The concert will include new works by choreographers and adjunct professors Jeannine Osayande and Dunya Performing Arts Company, Joshua Polk, Dana Powers-Klooster, and Professor of Dance Karen Clemente, as well as exciting student choreography for the camera directed by Jeanine McCain, an associate professor of dance.

The show, produced by Clemente, features the work of returning dance faculty artists who have been a mainstay for the department throughout the years—and particularly during the pandemic—leading with their creativity, flexibility, compassion, and good humor.

This year, the UCDC 2021 African Ensemble, directed by Osayande, will focus on a Neo-Traditional mask dance practice from West Africa: the Kakilambe, a harvest mask dance from the Baga people of Guinea.

Lonesome Daydream, choreographed by Powers-Klooster, delves into the inner world of the imagination and the escape and hope it can provide.
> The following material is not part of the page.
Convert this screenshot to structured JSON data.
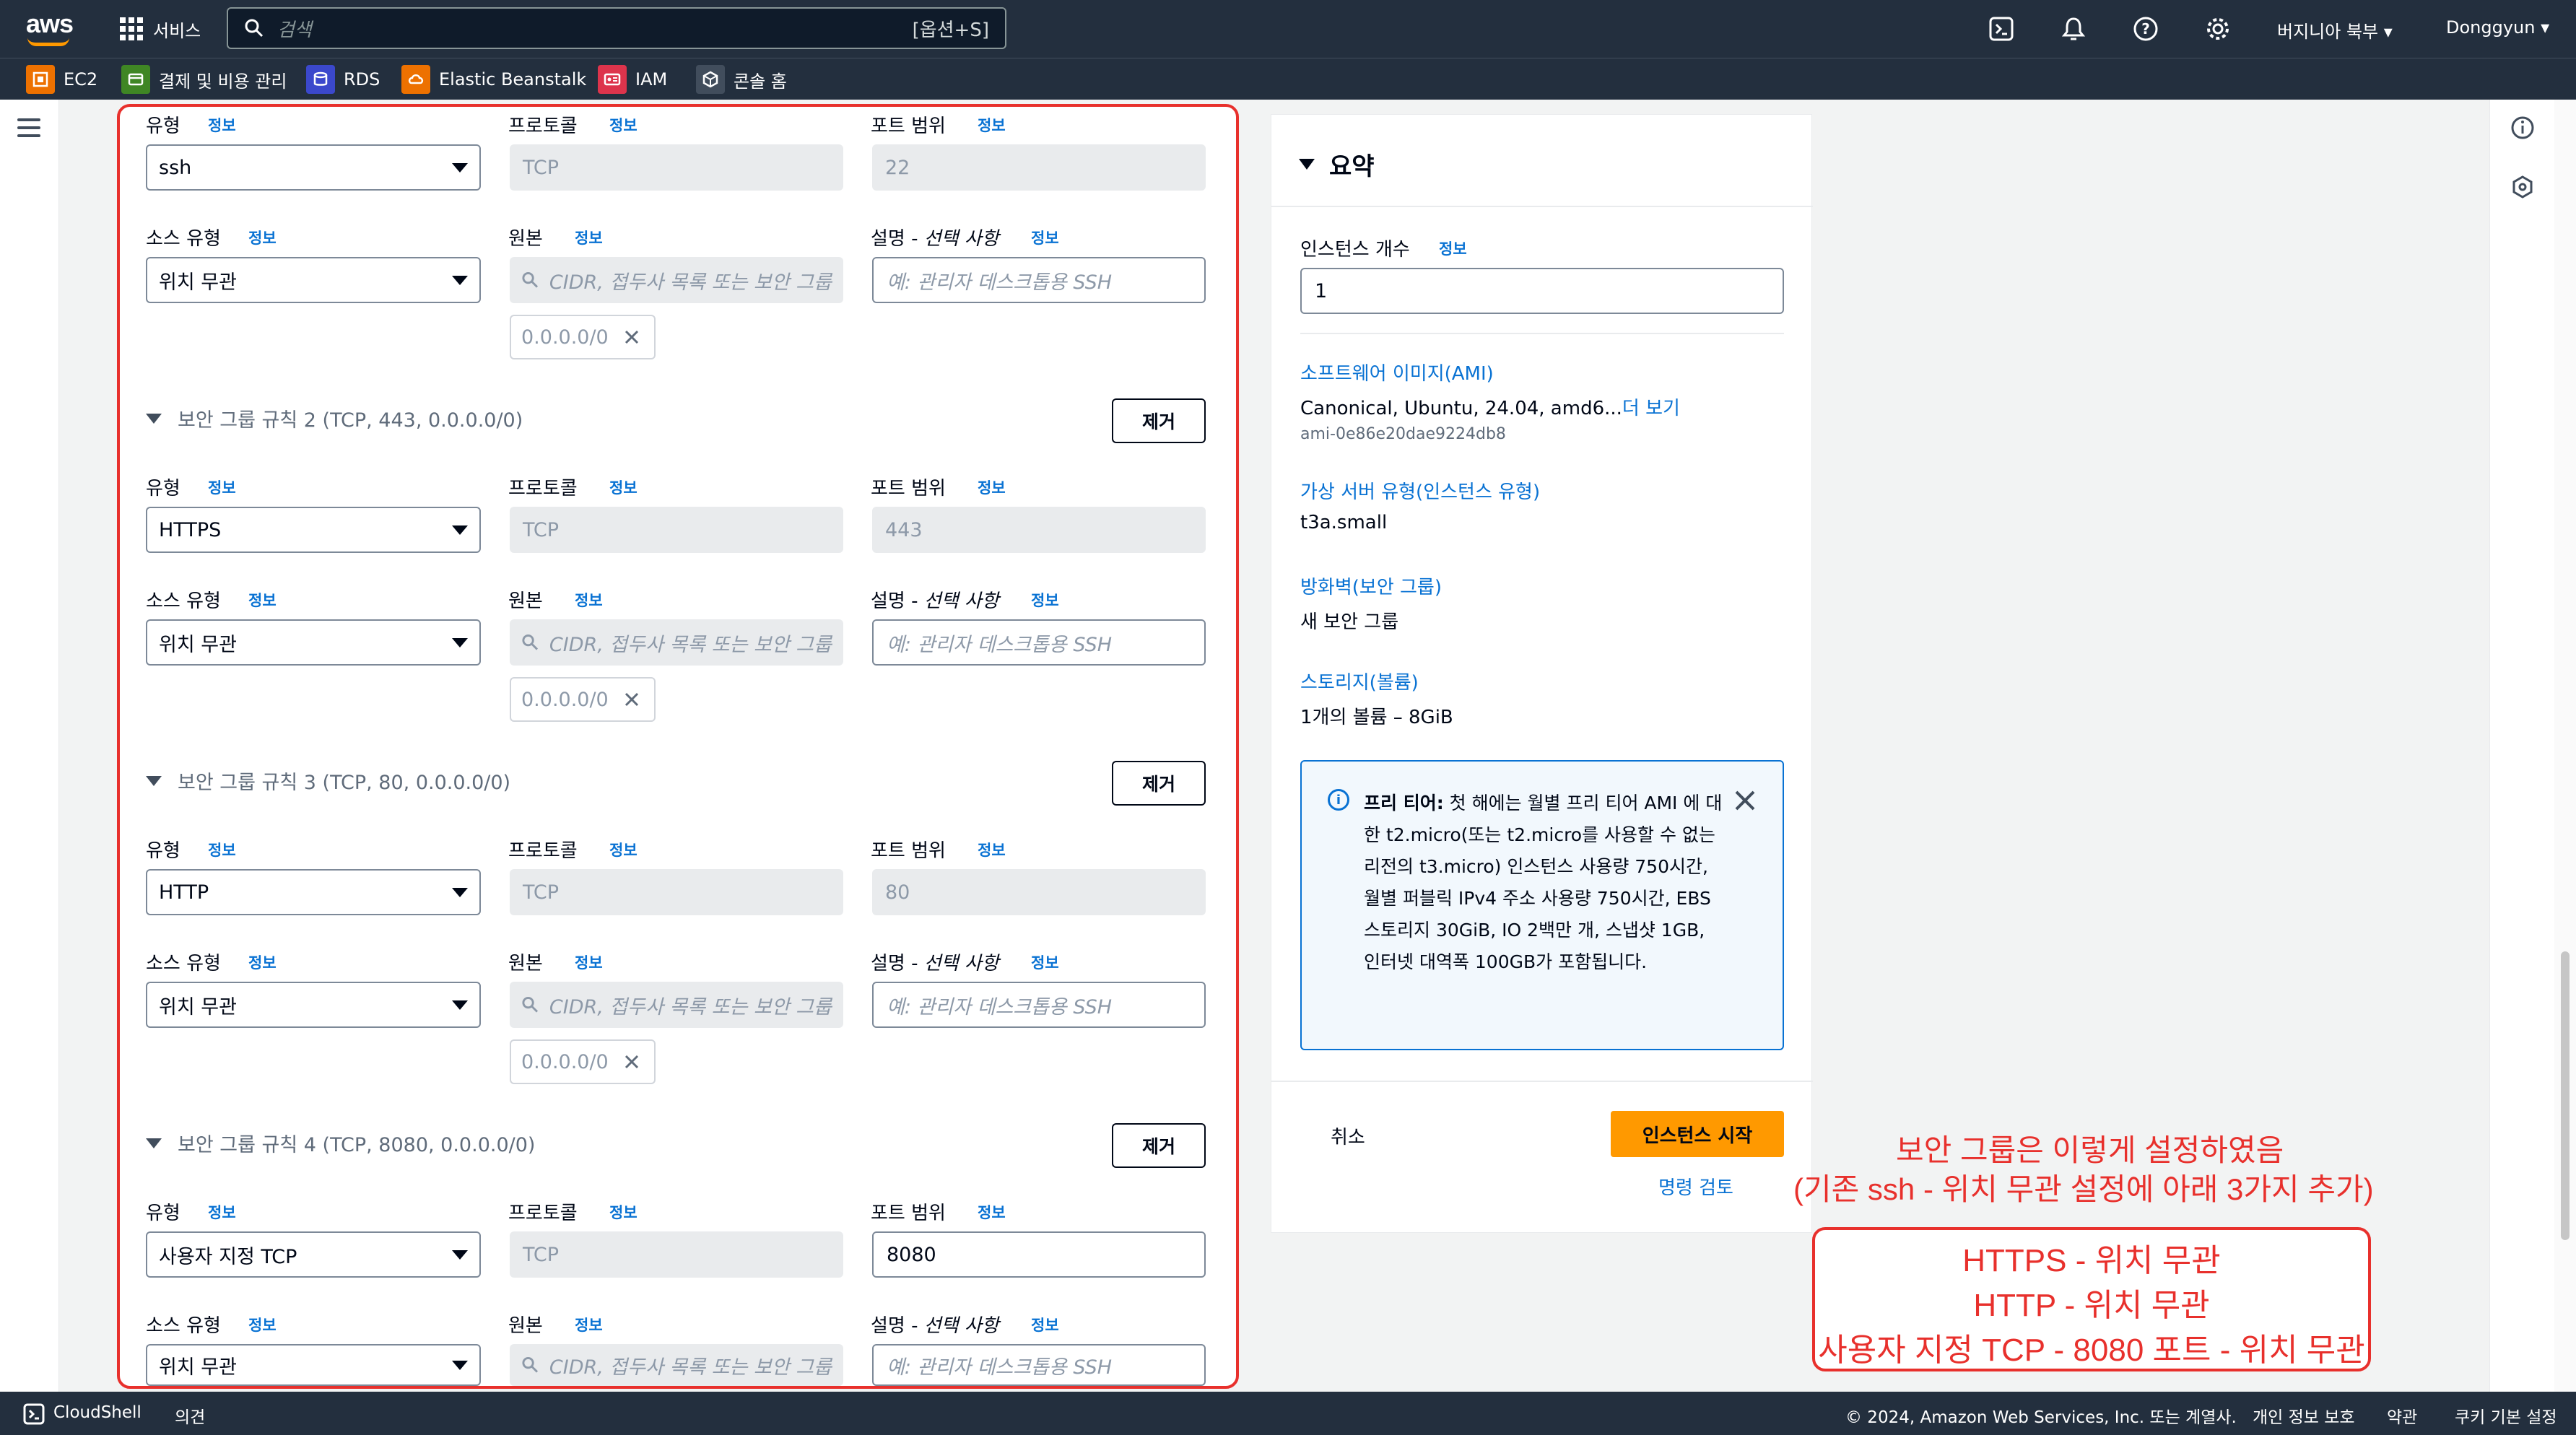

Clemente, inspired by the jazz era of the 1920s and 30s and the many artists who have performed versions of Irving Berlin’s “Blue Skies,” choreographed a tap dance quartet set in front of the dancing statues on the hill outside the Kaleidoscope.

Hip hop artist Polk is “taking it back old school” with some smooth grooves and moves from the 90s.

To round out the program, a collection of films created by students from the dance program’s “Screendance Seminar” explores ideas of self-reflection and envisions a new future.